The components of the triarchic theory of successful intelligence.

Figure 1. The components of the triarchic theory of successful intelligence.

Thus, Vygotsky recommended that we move from a static assessment environment to a dynamical assessment environment, in which the interaction between child and examiner does not end when the child responds, especially not if the child responds incorrectly. In static testing, when a child gives a wrong answer, the examiner moves on to the next problem. In dynamical assessment, when the child gives a wrong answer, the examiner gives the child a graded sequence of guided hints in order to facilitate problem solving. In other words, the examiner serves as both teacher and tester. The examiner provides the scaffolding children need in order to go from wherever they are in problem solving to the next step beyond. In general, learning proceeds most efficiently when scaffolding is provided to ensure that children have the necessary prerequisites for advancing beyond their current understandings.

The ability to use hints is the basis for measuring the ZPD, because this ability indicates the extent to which the child can expand beyond her or his observable abilities at the time of testing. Two children may answer a given problem incorrectly. However, a child who can profit from instruction can potentially go far, whereas a child who cannot is unlikely to acquire the abilities needed to solve not only the problem being tested, but also related ones. Several tests have been created to measure the ZPD.

Systems approaches

Two modern theorists have proposed theories of intelligence and its development that view intelligence as a system.

Gardner (1999) has proposed a theory of multiple intelligences, according to which there are eight intelligences: linguistic, logical-mathematical, spatial, musical, bodily-kinesthetic, naturalist, interpersonal, and intrapersonal. Gardner believes that each intelligence is modular and largely independent of the others.

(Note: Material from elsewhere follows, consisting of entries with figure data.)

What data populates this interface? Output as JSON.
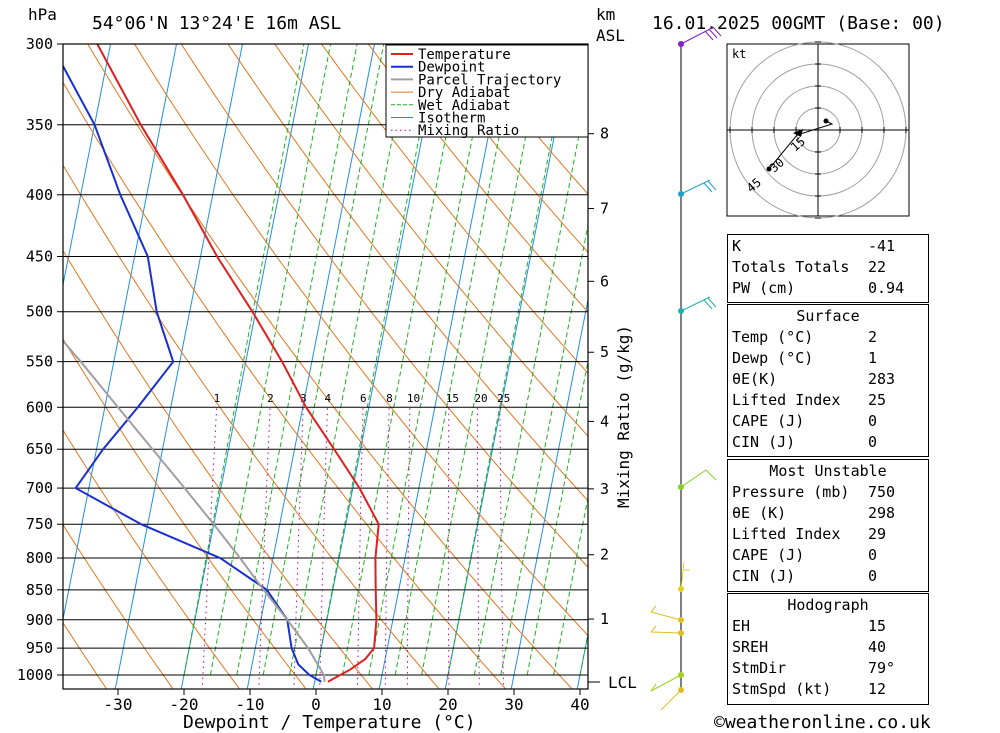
{
  "header": {
    "hpa_label": "hPa",
    "location": "54°06'N  13°24'E  16m  ASL",
    "km_label": "km",
    "asl_label": "ASL",
    "datetime": "16.01.2025  00GMT  (Base: 00)"
  },
  "footer": {
    "copyright": "©weatheronline.co.uk"
  },
  "chart_data": {
    "type": "line",
    "subtype": "skew-t log-p sounding",
    "xlabel": "Dewpoint / Temperature (°C)",
    "ylabel": "hPa",
    "right_axis_label": "km ASL",
    "mixing_axis_label": "Mixing Ratio (g/kg)",
    "xlim": [
      -40,
      40
    ],
    "ylim_hpa": [
      1000,
      300
    ],
    "x_ticks": [
      "-30",
      "-20",
      "-10",
      "0",
      "10",
      "20",
      "30",
      "40"
    ],
    "pressure_levels": [
      "300",
      "350",
      "400",
      "450",
      "500",
      "550",
      "600",
      "650",
      "700",
      "750",
      "800",
      "850",
      "900",
      "950",
      "1000"
    ],
    "km_ticks": [
      "8",
      "7",
      "6",
      "5",
      "4",
      "3",
      "2",
      "1"
    ],
    "lcl_label": "LCL",
    "mixing_ratio_labels": [
      "1",
      "2",
      "3",
      "4",
      "6",
      "8",
      "10",
      "15",
      "20",
      "25"
    ],
    "legend": [
      "Temperature",
      "Dewpoint",
      "Parcel Trajectory",
      "Dry Adiabat",
      "Wet Adiabat",
      "Isotherm",
      "Mixing Ratio"
    ],
    "colors": {
      "temperature": "#e02020",
      "dewpoint": "#1830d0",
      "parcel": "#a0a0a0",
      "dry_adiabat": "#e07820",
      "wet_adiabat": "#20b020",
      "isotherm": "#2090e0",
      "mixing_ratio": "#c000a0"
    },
    "series": [
      {
        "name": "Temperature",
        "points": [
          [
            1013,
            2
          ],
          [
            990,
            5
          ],
          [
            970,
            7
          ],
          [
            950,
            8
          ],
          [
            900,
            7.5
          ],
          [
            850,
            6.5
          ],
          [
            800,
            5.5
          ],
          [
            750,
            5
          ],
          [
            700,
            1
          ],
          [
            650,
            -4
          ],
          [
            600,
            -9.5
          ],
          [
            550,
            -14.5
          ],
          [
            500,
            -20.5
          ],
          [
            450,
            -27.5
          ],
          [
            400,
            -34.5
          ],
          [
            350,
            -43
          ],
          [
            300,
            -52
          ]
        ]
      },
      {
        "name": "Dewpoint",
        "points": [
          [
            1013,
            1
          ],
          [
            1000,
            -1
          ],
          [
            980,
            -3
          ],
          [
            950,
            -4.5
          ],
          [
            900,
            -6
          ],
          [
            850,
            -10
          ],
          [
            800,
            -18
          ],
          [
            750,
            -31
          ],
          [
            700,
            -42
          ],
          [
            650,
            -39
          ],
          [
            600,
            -35
          ],
          [
            550,
            -31
          ],
          [
            500,
            -35
          ],
          [
            450,
            -38
          ],
          [
            400,
            -44
          ],
          [
            350,
            -50
          ],
          [
            300,
            -59
          ]
        ]
      },
      {
        "name": "Parcel Trajectory",
        "points": [
          [
            1013,
            1.5
          ],
          [
            1000,
            1.2
          ],
          [
            950,
            -2
          ],
          [
            900,
            -6
          ],
          [
            850,
            -10.5
          ],
          [
            800,
            -15
          ],
          [
            750,
            -20
          ],
          [
            700,
            -25.5
          ],
          [
            650,
            -31.5
          ],
          [
            600,
            -38
          ],
          [
            550,
            -45
          ],
          [
            500,
            -53
          ],
          [
            450,
            -62
          ],
          [
            400,
            -71
          ],
          [
            350,
            -81
          ],
          [
            300,
            -92
          ]
        ]
      }
    ],
    "wind_barbs_pressures": [
      "300",
      "400",
      "500",
      "700",
      "850",
      "900",
      "925",
      "990",
      "1000"
    ],
    "hodograph": {
      "unit_label": "kt",
      "ring_labels": [
        "15",
        "30",
        "45"
      ]
    }
  },
  "indices": {
    "K": "-41",
    "Totals Totals": "22",
    "PW (cm)": "0.94"
  },
  "surface": {
    "title": "Surface",
    "rows": [
      [
        "Temp (°C)",
        "2"
      ],
      [
        "Dewp (°C)",
        "1"
      ],
      [
        "θE(K)",
        "283"
      ],
      [
        "Lifted Index",
        "25"
      ],
      [
        "CAPE (J)",
        "0"
      ],
      [
        "CIN (J)",
        "0"
      ]
    ]
  },
  "most_unstable": {
    "title": "Most Unstable",
    "rows": [
      [
        "Pressure (mb)",
        "750"
      ],
      [
        "θE (K)",
        "298"
      ],
      [
        "Lifted Index",
        "29"
      ],
      [
        "CAPE (J)",
        "0"
      ],
      [
        "CIN (J)",
        "0"
      ]
    ]
  },
  "hodograph_box": {
    "title": "Hodograph",
    "rows": [
      [
        "EH",
        "15"
      ],
      [
        "SREH",
        "40"
      ],
      [
        "StmDir",
        "79°"
      ],
      [
        "StmSpd (kt)",
        "12"
      ]
    ]
  }
}
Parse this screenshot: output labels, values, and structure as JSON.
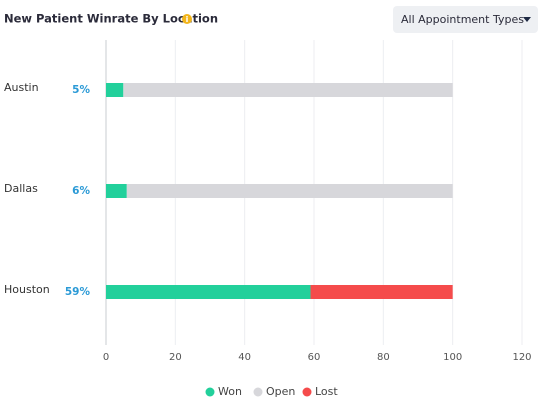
{
  "chart_data": {
    "type": "hbar-stacked",
    "title": "New Patient Winrate By Location",
    "filter": "All Appointment Types",
    "categories": [
      "Austin",
      "Dallas",
      "Houston"
    ],
    "series": [
      {
        "name": "Won",
        "color": "#22d09b",
        "values": [
          5,
          6,
          59
        ],
        "value_labels": [
          "5%",
          "6%",
          "59%"
        ]
      },
      {
        "name": "Open",
        "color": "#d7d7db",
        "values": [
          95,
          94,
          0
        ]
      },
      {
        "name": "Lost",
        "color": "#f54b4b",
        "values": [
          0,
          0,
          41
        ]
      }
    ],
    "xlim": [
      0,
      120
    ],
    "xticks": [
      0,
      20,
      40,
      60,
      80,
      100,
      120
    ],
    "grid": true,
    "legend": "bottom"
  }
}
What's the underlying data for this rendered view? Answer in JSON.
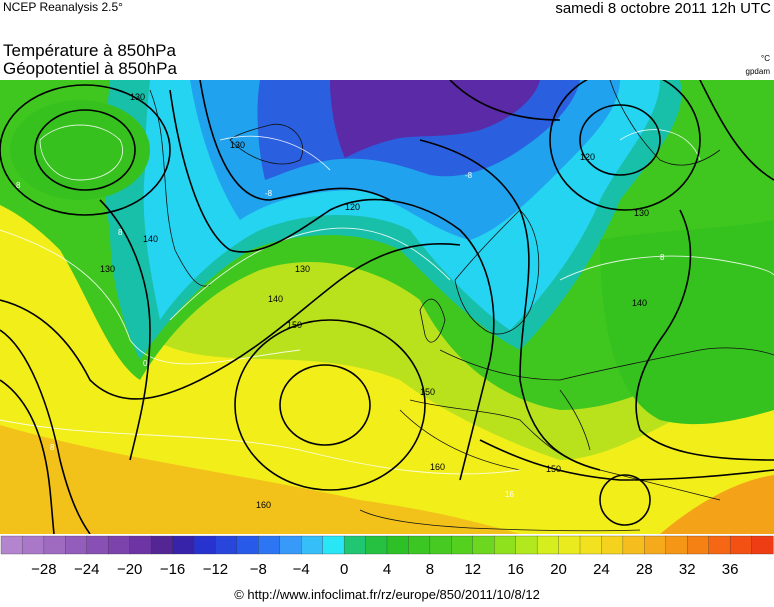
{
  "header": {
    "source": "NCEP Reanalysis 2.5°",
    "date": "samedi 8 octobre 2011 12h UTC",
    "title_line1": "Température à 850hPa",
    "title_line2": "Géopotentiel à 850hPa",
    "unit_temperature": "°C",
    "unit_geopotential": "gpdam"
  },
  "map": {
    "description_type": "temperature shading with geopotential contours",
    "geopotential_contour_labels": [
      {
        "label": "130"
      },
      {
        "label": "130"
      },
      {
        "label": "120"
      },
      {
        "label": "130"
      },
      {
        "label": "140"
      },
      {
        "label": "150"
      },
      {
        "label": "140"
      },
      {
        "label": "130"
      },
      {
        "label": "120"
      },
      {
        "label": "130"
      },
      {
        "label": "140"
      },
      {
        "label": "150"
      },
      {
        "label": "150"
      },
      {
        "label": "160"
      },
      {
        "label": "160"
      }
    ],
    "temperature_contour_labels": [
      {
        "label": "8"
      },
      {
        "label": "8"
      },
      {
        "label": "0"
      },
      {
        "label": "-8"
      },
      {
        "label": "-8"
      },
      {
        "label": "8"
      },
      {
        "label": "8"
      },
      {
        "label": "16"
      }
    ]
  },
  "scale": {
    "ticks": [
      "−28",
      "−24",
      "−20",
      "−16",
      "−12",
      "−8",
      "−4",
      "0",
      "4",
      "8",
      "12",
      "16",
      "20",
      "24",
      "28",
      "32",
      "36"
    ],
    "min": -32,
    "max": 40,
    "step": 2
  },
  "footer": {
    "credit": "© http://www.infoclimat.fr/rz/europe/850/2011/10/8/12"
  }
}
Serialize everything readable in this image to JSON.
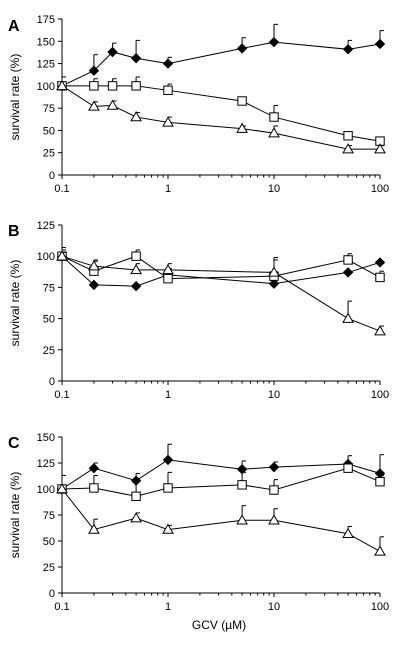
{
  "chart_data": [
    {
      "type": "line",
      "panel_label": "A",
      "ylabel": "survival rate (%)",
      "xlabel": "",
      "xscale": "log",
      "xlim": [
        0.1,
        100
      ],
      "ylim": [
        0,
        175
      ],
      "yticks": [
        0,
        25,
        50,
        75,
        100,
        125,
        150,
        175
      ],
      "xticks": [
        0.1,
        1,
        10,
        100
      ],
      "xtick_labels": [
        "0.1",
        "1",
        "10",
        "100"
      ],
      "x": [
        0.1,
        0.2,
        0.3,
        0.5,
        1,
        5,
        10,
        50,
        100
      ],
      "grid": false,
      "series": [
        {
          "marker": "diamond-filled",
          "values": [
            100,
            117,
            138,
            131,
            125,
            142,
            149,
            141,
            147
          ],
          "errors": [
            0,
            18,
            10,
            20,
            7,
            12,
            20,
            10,
            15
          ]
        },
        {
          "marker": "square-open",
          "values": [
            100,
            100,
            100,
            100,
            95,
            83,
            65,
            44,
            38
          ],
          "errors": [
            10,
            8,
            8,
            10,
            7,
            4,
            13,
            4,
            3
          ]
        },
        {
          "marker": "triangle-open",
          "values": [
            100,
            77,
            78,
            65,
            59,
            52,
            47,
            29,
            29
          ],
          "errors": [
            0,
            5,
            5,
            5,
            6,
            3,
            8,
            4,
            4
          ]
        }
      ]
    },
    {
      "type": "line",
      "panel_label": "B",
      "ylabel": "survival rate (%)",
      "xlabel": "",
      "xscale": "log",
      "xlim": [
        0.1,
        100
      ],
      "ylim": [
        0,
        125
      ],
      "yticks": [
        0,
        25,
        50,
        75,
        100,
        125
      ],
      "xticks": [
        0.1,
        1,
        10,
        100
      ],
      "xtick_labels": [
        "0.1",
        "1",
        "10",
        "100"
      ],
      "x": [
        0.1,
        0.2,
        0.5,
        1,
        10,
        50,
        100
      ],
      "grid": false,
      "series": [
        {
          "marker": "diamond-filled",
          "values": [
            100,
            77,
            76,
            85,
            78,
            87,
            95
          ],
          "errors": [
            7,
            0,
            0,
            0,
            0,
            0,
            0
          ]
        },
        {
          "marker": "square-open",
          "values": [
            100,
            88,
            100,
            82,
            84,
            97,
            83
          ],
          "errors": [
            5,
            8,
            5,
            8,
            15,
            5,
            5
          ]
        },
        {
          "marker": "triangle-open",
          "values": [
            100,
            92,
            89,
            89,
            87,
            50,
            40
          ],
          "errors": [
            3,
            5,
            5,
            5,
            10,
            14,
            4
          ]
        }
      ]
    },
    {
      "type": "line",
      "panel_label": "C",
      "ylabel": "survival rate (%)",
      "xlabel": "GCV (µM)",
      "xscale": "log",
      "xlim": [
        0.1,
        100
      ],
      "ylim": [
        0,
        150
      ],
      "yticks": [
        0,
        25,
        50,
        75,
        100,
        125,
        150
      ],
      "xticks": [
        0.1,
        1,
        10,
        100
      ],
      "xtick_labels": [
        "0.1",
        "1",
        "10",
        "100"
      ],
      "x": [
        0.1,
        0.2,
        0.5,
        1,
        5,
        10,
        50,
        100
      ],
      "grid": false,
      "series": [
        {
          "marker": "diamond-filled",
          "values": [
            100,
            120,
            108,
            128,
            119,
            121,
            124,
            115
          ],
          "errors": [
            0,
            5,
            7,
            15,
            8,
            5,
            8,
            18
          ]
        },
        {
          "marker": "square-open",
          "values": [
            100,
            101,
            93,
            101,
            104,
            99,
            120,
            107
          ],
          "errors": [
            0,
            12,
            15,
            15,
            12,
            10,
            5,
            6
          ]
        },
        {
          "marker": "triangle-open",
          "values": [
            100,
            61,
            72,
            61,
            70,
            70,
            57,
            40
          ],
          "errors": [
            13,
            10,
            5,
            4,
            14,
            11,
            7,
            14
          ]
        }
      ]
    }
  ]
}
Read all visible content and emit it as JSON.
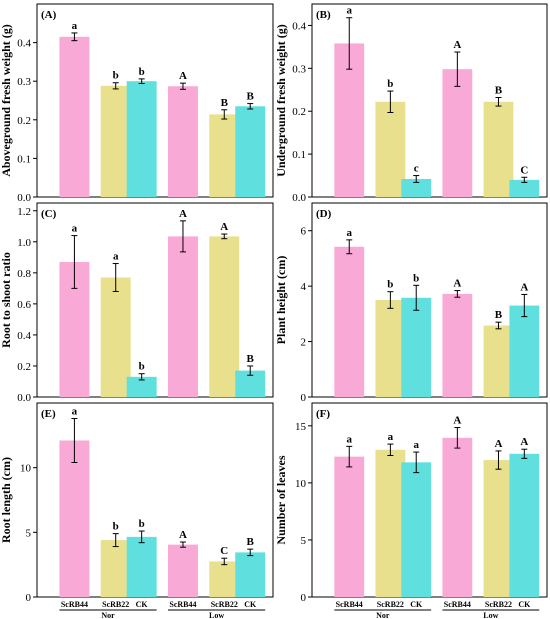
{
  "colors": {
    "ScRB44": "#f9a9d6",
    "ScRB22": "#e9e08d",
    "CK": "#5fe0df"
  },
  "chart_data": [
    {
      "type": "bar",
      "panel_label": "(A)",
      "ylabel": "Aboveground fresh weight (g)",
      "ylim": [
        0.0,
        0.5
      ],
      "yticks": [
        0.0,
        0.1,
        0.2,
        0.3,
        0.4
      ],
      "ytick_labels": [
        "0.0",
        "0.1",
        "0.2",
        "0.3",
        "0.4"
      ],
      "groups": [
        "Nor",
        "Low"
      ],
      "categories": [
        "ScRB44",
        "ScRB22",
        "CK"
      ],
      "values": [
        [
          0.415,
          0.288,
          0.3
        ],
        [
          0.287,
          0.214,
          0.235
        ]
      ],
      "errors": [
        [
          0.01,
          0.008,
          0.006
        ],
        [
          0.008,
          0.012,
          0.007
        ]
      ],
      "letters": [
        [
          "a",
          "b",
          "b"
        ],
        [
          "A",
          "B",
          "B"
        ]
      ]
    },
    {
      "type": "bar",
      "panel_label": "(B)",
      "ylabel": "Underground fresh weight (g)",
      "ylim": [
        0.0,
        0.45
      ],
      "yticks": [
        0.0,
        0.1,
        0.2,
        0.3,
        0.4
      ],
      "ytick_labels": [
        "0.0",
        "0.1",
        "0.2",
        "0.3",
        "0.4"
      ],
      "groups": [
        "Nor",
        "Low"
      ],
      "categories": [
        "ScRB44",
        "ScRB22",
        "CK"
      ],
      "values": [
        [
          0.358,
          0.222,
          0.042
        ],
        [
          0.298,
          0.222,
          0.04
        ]
      ],
      "errors": [
        [
          0.06,
          0.025,
          0.008
        ],
        [
          0.04,
          0.01,
          0.006
        ]
      ],
      "letters": [
        [
          "a",
          "b",
          "c"
        ],
        [
          "A",
          "B",
          "C"
        ]
      ]
    },
    {
      "type": "bar",
      "panel_label": "(C)",
      "ylabel": "Root to shoot ratio",
      "ylim": [
        0.0,
        1.25
      ],
      "yticks": [
        0.0,
        0.2,
        0.4,
        0.6,
        0.8,
        1.0,
        1.2
      ],
      "ytick_labels": [
        "0.0",
        "0.2",
        "0.4",
        "0.6",
        "0.8",
        "1.0",
        "1.2"
      ],
      "groups": [
        "Nor",
        "Low"
      ],
      "categories": [
        "ScRB44",
        "ScRB22",
        "CK"
      ],
      "values": [
        [
          0.87,
          0.77,
          0.13
        ],
        [
          1.035,
          1.035,
          0.17
        ]
      ],
      "errors": [
        [
          0.17,
          0.09,
          0.02
        ],
        [
          0.1,
          0.015,
          0.03
        ]
      ],
      "letters": [
        [
          "a",
          "a",
          "b"
        ],
        [
          "A",
          "A",
          "B"
        ]
      ]
    },
    {
      "type": "bar",
      "panel_label": "(D)",
      "ylabel": "Plant height (cm)",
      "ylim": [
        0,
        7
      ],
      "yticks": [
        0,
        2,
        4,
        6
      ],
      "ytick_labels": [
        "0",
        "2",
        "4",
        "6"
      ],
      "groups": [
        "Nor",
        "Low"
      ],
      "categories": [
        "ScRB44",
        "ScRB22",
        "CK"
      ],
      "values": [
        [
          5.42,
          3.5,
          3.58
        ],
        [
          3.72,
          2.58,
          3.3
        ]
      ],
      "errors": [
        [
          0.25,
          0.3,
          0.45
        ],
        [
          0.12,
          0.12,
          0.4
        ]
      ],
      "letters": [
        [
          "a",
          "b",
          "b"
        ],
        [
          "A",
          "B",
          "A"
        ]
      ]
    },
    {
      "type": "bar",
      "panel_label": "(E)",
      "ylabel": "Root length (cm)",
      "ylim": [
        0,
        15
      ],
      "yticks": [
        0,
        5,
        10
      ],
      "ytick_labels": [
        "0",
        "5",
        "10"
      ],
      "groups": [
        "Nor",
        "Low"
      ],
      "categories": [
        "ScRB44",
        "ScRB22",
        "CK"
      ],
      "values": [
        [
          12.1,
          4.4,
          4.65
        ],
        [
          4.05,
          2.75,
          3.45
        ]
      ],
      "errors": [
        [
          1.7,
          0.5,
          0.45
        ],
        [
          0.2,
          0.25,
          0.25
        ]
      ],
      "letters": [
        [
          "a",
          "b",
          "b"
        ],
        [
          "A",
          "C",
          "B"
        ]
      ]
    },
    {
      "type": "bar",
      "panel_label": "(F)",
      "ylabel": "Number of leaves",
      "ylim": [
        0,
        17
      ],
      "yticks": [
        0,
        5,
        10,
        15
      ],
      "ytick_labels": [
        "0",
        "5",
        "10",
        "15"
      ],
      "groups": [
        "Nor",
        "Low"
      ],
      "categories": [
        "ScRB44",
        "ScRB22",
        "CK"
      ],
      "values": [
        [
          12.3,
          12.9,
          11.8
        ],
        [
          13.95,
          12.0,
          12.55
        ]
      ],
      "errors": [
        [
          0.9,
          0.5,
          0.9
        ],
        [
          0.9,
          0.8,
          0.4
        ]
      ],
      "letters": [
        [
          "a",
          "a",
          "a"
        ],
        [
          "A",
          "A",
          "A"
        ]
      ]
    }
  ]
}
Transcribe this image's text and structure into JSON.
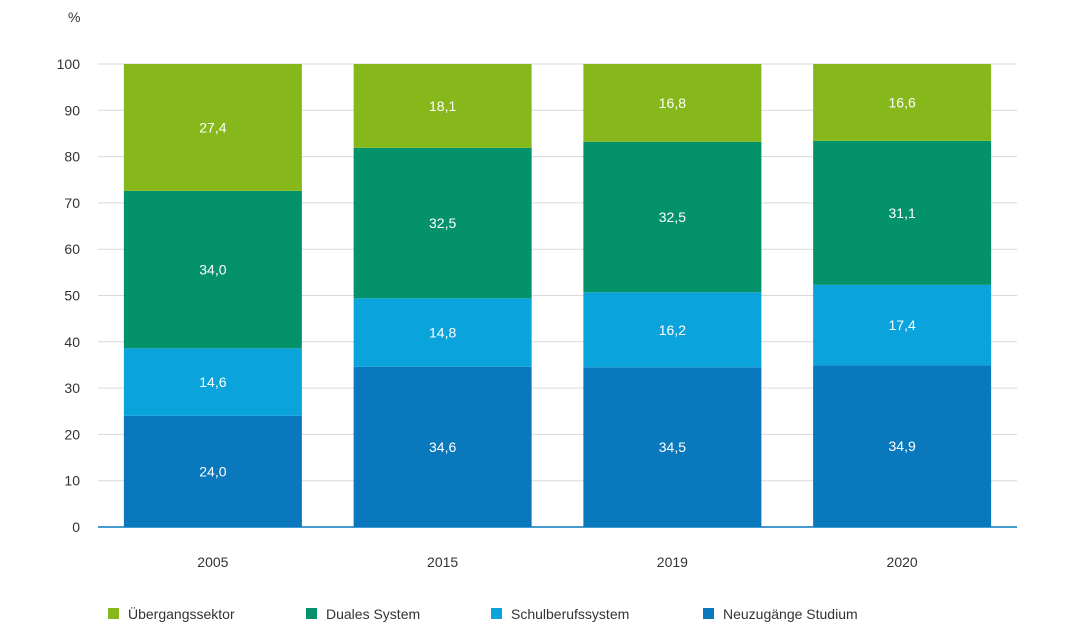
{
  "chart_data": {
    "type": "bar",
    "stacked": true,
    "title": "",
    "xlabel": "",
    "ylabel": "%",
    "ylim": [
      0,
      100
    ],
    "yticks": [
      0,
      10,
      20,
      30,
      40,
      50,
      60,
      70,
      80,
      90,
      100
    ],
    "grid": true,
    "legend_position": "bottom",
    "categories": [
      "2005",
      "2015",
      "2019",
      "2020"
    ],
    "series": [
      {
        "name": "Neuzugänge Studium",
        "color": "#0a78bd",
        "values": [
          24.0,
          34.6,
          34.5,
          34.9
        ],
        "labels": [
          "24,0",
          "34,6",
          "34,5",
          "34,9"
        ]
      },
      {
        "name": "Schulberufssystem",
        "color": "#0aa3dc",
        "values": [
          14.6,
          14.8,
          16.2,
          17.4
        ],
        "labels": [
          "14,6",
          "14,8",
          "16,2",
          "17,4"
        ]
      },
      {
        "name": "Duales System",
        "color": "#04926a",
        "values": [
          34.0,
          32.5,
          32.5,
          31.1
        ],
        "labels": [
          "34,0",
          "32,5",
          "32,5",
          "31,1"
        ]
      },
      {
        "name": "Übergangssektor",
        "color": "#87b81b",
        "values": [
          27.4,
          18.1,
          16.8,
          16.6
        ],
        "labels": [
          "27,4",
          "18,1",
          "16,8",
          "16,6"
        ]
      }
    ],
    "legend_order": [
      "Übergangssektor",
      "Duales System",
      "Schulberufssystem",
      "Neuzugänge Studium"
    ]
  }
}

Thus, development of one intelligence proceeds relatively independently of development of the others. Complex behavior requires an integration of the intelligences. The mechanism for this integration is not clearly specified by the theory.

Sternberg (1997) has proposed a triarchic theory of intelligence, according to which there are three different aspects of intelligence: analytical intelligence, creative intelligence, and practical intelligence. The analytical aspect of intelligence is the kind measured by traditional tests of intelligence (Fig. 1). The creative and practical aspects of intelligence are not measured by such tests. Sternberg has offered a theory of intellectual development that emphasizes the role of information processing in development. In particular, children develop in terms of acquiring new processes, strategies, and ways of mentally representing information.

Conclusions

What constitutes intelligence and how it develops continue to be sources of much debate and disagreement among psychologists. We are now confronted with a range of theories about intellectual development, each with its own appeal, and each focusing on different aspects of what may constitute intelligence. Nevertheless, current theories do manifest some common ground (e.g., a concern with changes in information processing abilities in Sternberg’s theory and in the approach adopted by neo-Piagetians). It remains to be seen whether anything approaching a unified theory about the development of intelligence can ever be achieved. Future research needs to seek more measures of what might constitute precursors to childhood intelligence during infancy that arise from a well-articulated theory. In this respect, a concern for cortical brain development as is evident in the emerging field of developmental cognitive neuroscience has potentially much to offer. In addition, we need to know more about the mechanisms of developmental transitions in intelligence, in which this emerging field may play a vital role.